Raja, Sagara dan Bian langsung berdiri sembari menyuruh dua teman Helena untuk ikut. Mereka paham. Sedangkan Naka dan Helena masih diam menatap Stevan.

"Lo nyuruh kita pergi setelah bikin Helena sedih?" geram Maka menatap wajah dingin Stevan.

Stevan tak menjawab, pemuda itu memilih berlalu dari sana dengan wajah datar. Namun langkahnya terhenti karena ucapan Naka.

"Apa karena adik lo itu?" Naka tersenyum remeh menatap punggung lebar Stevan.

"Lo kayaknya g suka banget sama dia." Seru Raja.

"Dia selalu ganggu Helena. Anak sialan itu selalu bikin cewek gua terluka!" Seru Naka.

"Gua ga merasa dia nyari masalah dehh." gumam Sagara yang diangguki Bian.

"Maksudnya apa?! Jelas-jelas dia yang selalu ganggu Helena!" marah Naka.

"Kenapa kalian bela dia? Udah kemakan trik murahannya itu?!"

Stevan mengepalkan tangannya hingga memutih. Berdecih pelan lantas meninggalkan ruangan itu yang kini terasa suram.

Raja menggelengkan kepalanya dan pergi keluar di susul Sagara dan Bian yang menarik lengan dua teman Helena. Dua gadis baik ini tak seharusnya terlibat masalah. Naka menatap Helena yang menatapnya dengan sedih.

"Kenapa? Mereka kenapa pergi?

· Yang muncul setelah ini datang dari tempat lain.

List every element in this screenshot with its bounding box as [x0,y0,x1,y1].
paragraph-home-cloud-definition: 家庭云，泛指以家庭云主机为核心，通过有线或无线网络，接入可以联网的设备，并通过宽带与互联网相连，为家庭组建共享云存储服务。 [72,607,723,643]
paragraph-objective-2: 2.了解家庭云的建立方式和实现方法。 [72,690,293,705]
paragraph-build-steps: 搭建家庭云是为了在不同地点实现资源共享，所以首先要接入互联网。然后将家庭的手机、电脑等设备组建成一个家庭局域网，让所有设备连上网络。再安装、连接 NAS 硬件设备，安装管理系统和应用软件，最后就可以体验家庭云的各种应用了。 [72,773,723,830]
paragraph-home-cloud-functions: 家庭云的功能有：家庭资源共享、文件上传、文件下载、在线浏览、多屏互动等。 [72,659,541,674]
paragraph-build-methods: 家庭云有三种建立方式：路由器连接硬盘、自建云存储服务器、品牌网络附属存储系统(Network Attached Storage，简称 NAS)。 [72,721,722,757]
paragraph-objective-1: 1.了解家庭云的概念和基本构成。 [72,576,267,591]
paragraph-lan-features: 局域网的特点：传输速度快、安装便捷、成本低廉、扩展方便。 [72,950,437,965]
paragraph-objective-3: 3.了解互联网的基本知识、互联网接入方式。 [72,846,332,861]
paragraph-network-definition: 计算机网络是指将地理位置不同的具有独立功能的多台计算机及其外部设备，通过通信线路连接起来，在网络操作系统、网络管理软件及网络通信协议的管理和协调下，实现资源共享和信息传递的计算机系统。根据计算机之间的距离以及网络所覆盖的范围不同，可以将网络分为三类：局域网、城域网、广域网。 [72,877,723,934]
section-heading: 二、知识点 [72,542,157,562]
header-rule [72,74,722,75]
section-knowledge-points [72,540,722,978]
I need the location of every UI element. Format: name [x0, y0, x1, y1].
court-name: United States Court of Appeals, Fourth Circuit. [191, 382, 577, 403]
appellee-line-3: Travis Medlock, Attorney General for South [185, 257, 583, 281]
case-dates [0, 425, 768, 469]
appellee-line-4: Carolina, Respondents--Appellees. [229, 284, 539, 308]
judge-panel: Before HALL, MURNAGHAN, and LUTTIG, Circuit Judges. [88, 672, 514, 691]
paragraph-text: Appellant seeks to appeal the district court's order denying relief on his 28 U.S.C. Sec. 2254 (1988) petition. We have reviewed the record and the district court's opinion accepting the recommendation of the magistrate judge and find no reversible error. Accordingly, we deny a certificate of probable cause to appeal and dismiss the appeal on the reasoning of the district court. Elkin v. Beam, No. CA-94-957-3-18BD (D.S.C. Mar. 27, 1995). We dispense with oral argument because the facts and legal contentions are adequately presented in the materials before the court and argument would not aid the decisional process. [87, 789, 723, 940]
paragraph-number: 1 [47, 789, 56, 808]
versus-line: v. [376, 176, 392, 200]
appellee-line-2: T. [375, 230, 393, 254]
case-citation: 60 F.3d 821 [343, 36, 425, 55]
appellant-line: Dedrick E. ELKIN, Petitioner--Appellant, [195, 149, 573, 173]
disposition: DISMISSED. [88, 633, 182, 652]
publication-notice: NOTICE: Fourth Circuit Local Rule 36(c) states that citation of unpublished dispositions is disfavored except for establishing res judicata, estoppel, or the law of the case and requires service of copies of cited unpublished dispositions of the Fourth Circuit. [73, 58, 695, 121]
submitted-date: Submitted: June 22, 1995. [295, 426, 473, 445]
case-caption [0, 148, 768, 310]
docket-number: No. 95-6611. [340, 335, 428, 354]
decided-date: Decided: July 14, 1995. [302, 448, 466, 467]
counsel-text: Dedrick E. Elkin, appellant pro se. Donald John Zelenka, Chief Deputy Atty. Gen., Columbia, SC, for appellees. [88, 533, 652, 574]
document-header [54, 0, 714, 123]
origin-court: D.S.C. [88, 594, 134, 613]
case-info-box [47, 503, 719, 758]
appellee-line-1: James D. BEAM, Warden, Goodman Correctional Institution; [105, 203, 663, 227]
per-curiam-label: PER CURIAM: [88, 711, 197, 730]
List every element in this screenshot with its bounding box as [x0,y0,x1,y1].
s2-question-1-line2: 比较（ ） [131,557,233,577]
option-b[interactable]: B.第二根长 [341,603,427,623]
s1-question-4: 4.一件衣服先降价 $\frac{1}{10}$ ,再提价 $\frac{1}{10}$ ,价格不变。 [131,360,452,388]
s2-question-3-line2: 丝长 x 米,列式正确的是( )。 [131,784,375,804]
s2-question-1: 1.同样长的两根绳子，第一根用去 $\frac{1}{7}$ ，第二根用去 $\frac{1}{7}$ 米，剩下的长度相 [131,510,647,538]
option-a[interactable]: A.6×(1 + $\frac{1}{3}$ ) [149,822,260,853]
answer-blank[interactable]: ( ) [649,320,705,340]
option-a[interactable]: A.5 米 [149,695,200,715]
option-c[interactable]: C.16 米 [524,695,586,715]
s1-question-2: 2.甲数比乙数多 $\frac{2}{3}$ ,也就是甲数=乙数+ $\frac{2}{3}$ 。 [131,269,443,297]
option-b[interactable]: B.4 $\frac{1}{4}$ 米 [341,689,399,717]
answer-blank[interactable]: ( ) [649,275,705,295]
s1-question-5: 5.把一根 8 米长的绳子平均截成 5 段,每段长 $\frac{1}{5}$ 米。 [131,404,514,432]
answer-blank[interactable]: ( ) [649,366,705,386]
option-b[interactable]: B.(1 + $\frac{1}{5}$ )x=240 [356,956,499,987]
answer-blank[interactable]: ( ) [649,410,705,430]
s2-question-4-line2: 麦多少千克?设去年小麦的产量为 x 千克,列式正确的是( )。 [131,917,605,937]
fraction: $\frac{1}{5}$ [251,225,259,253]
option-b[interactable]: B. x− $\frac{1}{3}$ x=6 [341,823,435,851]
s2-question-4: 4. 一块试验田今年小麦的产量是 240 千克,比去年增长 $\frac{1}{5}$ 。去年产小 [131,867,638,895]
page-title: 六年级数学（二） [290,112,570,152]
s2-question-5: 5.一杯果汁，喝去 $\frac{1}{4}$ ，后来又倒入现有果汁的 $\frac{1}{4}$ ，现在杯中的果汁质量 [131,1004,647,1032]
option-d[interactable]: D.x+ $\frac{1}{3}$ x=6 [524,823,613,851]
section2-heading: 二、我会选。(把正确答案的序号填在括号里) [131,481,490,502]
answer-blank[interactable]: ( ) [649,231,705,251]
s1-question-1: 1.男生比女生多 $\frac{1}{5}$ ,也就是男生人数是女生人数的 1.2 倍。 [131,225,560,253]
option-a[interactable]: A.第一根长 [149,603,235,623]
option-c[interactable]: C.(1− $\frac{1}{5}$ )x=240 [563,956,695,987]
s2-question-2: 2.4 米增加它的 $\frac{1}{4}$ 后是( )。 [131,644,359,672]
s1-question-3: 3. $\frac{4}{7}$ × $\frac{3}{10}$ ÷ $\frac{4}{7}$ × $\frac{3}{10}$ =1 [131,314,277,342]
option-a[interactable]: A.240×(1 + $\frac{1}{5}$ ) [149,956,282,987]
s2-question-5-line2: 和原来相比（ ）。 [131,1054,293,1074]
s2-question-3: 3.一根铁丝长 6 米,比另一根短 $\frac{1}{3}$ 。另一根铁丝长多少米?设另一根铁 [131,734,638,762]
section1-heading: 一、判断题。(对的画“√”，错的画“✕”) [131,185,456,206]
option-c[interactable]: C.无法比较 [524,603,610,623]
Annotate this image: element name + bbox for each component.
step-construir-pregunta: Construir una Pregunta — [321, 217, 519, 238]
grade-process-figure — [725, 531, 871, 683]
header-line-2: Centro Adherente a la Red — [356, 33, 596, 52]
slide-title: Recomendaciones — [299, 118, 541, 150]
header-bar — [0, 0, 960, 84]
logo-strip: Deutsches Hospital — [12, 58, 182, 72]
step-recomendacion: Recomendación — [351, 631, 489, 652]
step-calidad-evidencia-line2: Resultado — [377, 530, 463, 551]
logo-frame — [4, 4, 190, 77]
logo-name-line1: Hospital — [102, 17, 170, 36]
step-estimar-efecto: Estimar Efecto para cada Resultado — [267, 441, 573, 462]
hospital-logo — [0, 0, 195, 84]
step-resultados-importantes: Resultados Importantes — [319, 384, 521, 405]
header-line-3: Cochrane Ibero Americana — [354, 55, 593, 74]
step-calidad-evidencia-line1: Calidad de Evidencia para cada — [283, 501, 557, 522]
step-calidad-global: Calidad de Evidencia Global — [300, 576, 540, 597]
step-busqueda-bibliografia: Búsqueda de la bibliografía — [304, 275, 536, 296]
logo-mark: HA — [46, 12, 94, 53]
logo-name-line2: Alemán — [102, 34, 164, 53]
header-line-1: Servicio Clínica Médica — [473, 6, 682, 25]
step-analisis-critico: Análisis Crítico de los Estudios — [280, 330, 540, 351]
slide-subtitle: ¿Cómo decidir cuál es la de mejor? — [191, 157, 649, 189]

Aku bikin salah ya?" Naka menggeleng mendengar penuturan Helena. Wajah gadis itu memerah dan tak lama terisak kecil.

"Kamu ga salah. Ini semua pasti gara-gara anak itu. Kita pulang aja ya?"

Naka menggandeng lengan Helena dan melangkah keluar dari kediaman Bramata. Diam-diam tanpa sepengetahuan Naka, Helena mengepalkan tangannya erat. Raut wajah polosnya berubah dingin sebelum kembali ke raut semula ketika Naka menunduk menatapnya.